Because we modified CVP to create an outlier-robust version called RVP, we also examine the results of these two methods for the experimental data. For the experimental dataset, CVP identified 36 metabolites as differential, whereas our proposed RVP identified 37 metabolites as differential (Fig. 6). The same 36 metabolites were identified by both methods, while RVP also identified cyclohexanone. From reviewing the literature, we found that cyclohexanone is a metabolite that is associated with breast cancer as well as several other cancer diseases (Table 1) [35,36,37,38,39,40]. This suggests that our method is more reliable for differential metabolite identification.

Fig. 6
figure 6

Differential metabolite identification for the experimental dataset using a CVP, and b RVP

Table 1 Literature review of cyclohexanone metabolite associated diseases

Sometimes, a set of metabolites may show the same pattern of behavior, in that if one of them is differential then the whole set is identified as differential. To identify the potential biomarkers from the 37 differential metabolites identified by RVP, we clustered the differential metabolites using hierarchical clustering (Fig. 7) and found the most important metabolites in each cluster (the importance score is calculated using a support vector machine (SVM) classifier with radial basis kernel function) (Fig. 7).
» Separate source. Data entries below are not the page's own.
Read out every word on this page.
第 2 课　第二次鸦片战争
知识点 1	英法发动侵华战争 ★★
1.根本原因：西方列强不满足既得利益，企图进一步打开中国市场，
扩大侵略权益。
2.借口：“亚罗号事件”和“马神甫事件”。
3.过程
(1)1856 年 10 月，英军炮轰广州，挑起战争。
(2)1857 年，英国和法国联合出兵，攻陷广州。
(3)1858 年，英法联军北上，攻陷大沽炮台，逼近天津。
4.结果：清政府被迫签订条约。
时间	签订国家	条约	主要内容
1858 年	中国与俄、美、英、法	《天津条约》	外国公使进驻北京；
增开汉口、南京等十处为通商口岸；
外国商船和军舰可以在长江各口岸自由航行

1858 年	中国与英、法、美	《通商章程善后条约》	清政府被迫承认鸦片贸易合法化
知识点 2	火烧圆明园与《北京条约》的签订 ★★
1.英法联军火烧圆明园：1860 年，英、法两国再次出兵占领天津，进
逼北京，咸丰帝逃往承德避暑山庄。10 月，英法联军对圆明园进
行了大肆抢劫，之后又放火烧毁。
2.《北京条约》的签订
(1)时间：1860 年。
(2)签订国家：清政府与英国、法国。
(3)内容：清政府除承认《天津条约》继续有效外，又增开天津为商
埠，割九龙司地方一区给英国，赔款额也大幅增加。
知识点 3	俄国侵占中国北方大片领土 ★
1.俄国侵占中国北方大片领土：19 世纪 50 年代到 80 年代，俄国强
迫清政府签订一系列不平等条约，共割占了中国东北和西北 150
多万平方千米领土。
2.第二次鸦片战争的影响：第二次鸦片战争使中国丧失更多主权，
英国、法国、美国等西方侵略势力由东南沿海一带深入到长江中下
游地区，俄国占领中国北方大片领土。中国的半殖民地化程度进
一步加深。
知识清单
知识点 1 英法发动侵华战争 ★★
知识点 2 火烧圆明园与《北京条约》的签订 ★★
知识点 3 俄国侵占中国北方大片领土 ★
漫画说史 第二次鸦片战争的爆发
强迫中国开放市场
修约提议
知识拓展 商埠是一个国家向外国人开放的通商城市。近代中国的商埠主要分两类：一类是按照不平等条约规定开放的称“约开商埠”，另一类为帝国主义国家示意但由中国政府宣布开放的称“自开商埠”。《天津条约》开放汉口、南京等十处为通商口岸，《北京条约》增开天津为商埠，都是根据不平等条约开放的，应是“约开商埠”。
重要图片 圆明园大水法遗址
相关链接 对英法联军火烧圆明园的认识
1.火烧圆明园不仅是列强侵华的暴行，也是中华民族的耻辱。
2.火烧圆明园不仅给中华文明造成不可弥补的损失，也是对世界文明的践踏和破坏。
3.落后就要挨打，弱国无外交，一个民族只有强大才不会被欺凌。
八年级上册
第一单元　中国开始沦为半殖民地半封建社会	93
From Fig. 7 (b), we obtained four clusters and chose the most important metabolite from each cluster according to the importance score in Fig. 7 (c). For the first cluster in Fig. 7 (b), there are 15 metabolites of which the most important is glutamate. Similarly, ethanolamine is the most important metabolite for the second cluster, pyruvic acid for the third cluster and cyclohexanone for the fourth cluster. These four metabolites (glutamate, ethanolamine, pyruvic acid, and cyclohexanone) may thus be biomarkers for breast cancer. Laboratory-based targeted metabolomics analysis to test this hypothesis could be an avenue for future research.

Fig. 7
figure 7

Metabolomic biomarker identification for breast cancer. a Heatmap plot of up-regulation and down-regulation for the 37 differential metabolites identified by the proposed method (red indicates cancer samples and blue indicates control samples). b Clustering of the 37 differential metabolites for the experimental dataset. Hierarchical clustering was used after normalizing the experimentally measured breast cancer dataset by auto-scaling. c Ranking of the 37 differential metabolites according to the importance score calculated using an SVM classifier with radial basis kernel function

Conclusions

Outlying observations weaken the performance of existing differential metabolite identification techniques. In this paper, we have proposed a new outlier-robust differential metabolite identification technique for identifying differential metabolites in the presence of outliers. To investigate the performance of our proposed method, we analyzed artificial data and experimental data in the absence and presence of outliers. We also compared the performance of our proposed method with nine existing differential metabolite identification techniques using the ROC curve, and the average MER, AUC and pAUC values. Both the artificial and experimental data analysis show that our proposed method performed better. The proposed RVP also identified an additional metabolite (cyclohexanone) that was overlooked by CVP, and it has been shown that this metabolite is associated with several cancer diseases. We recommend using the proposed method to identify differential metabolites from noisy metabolomics datasets.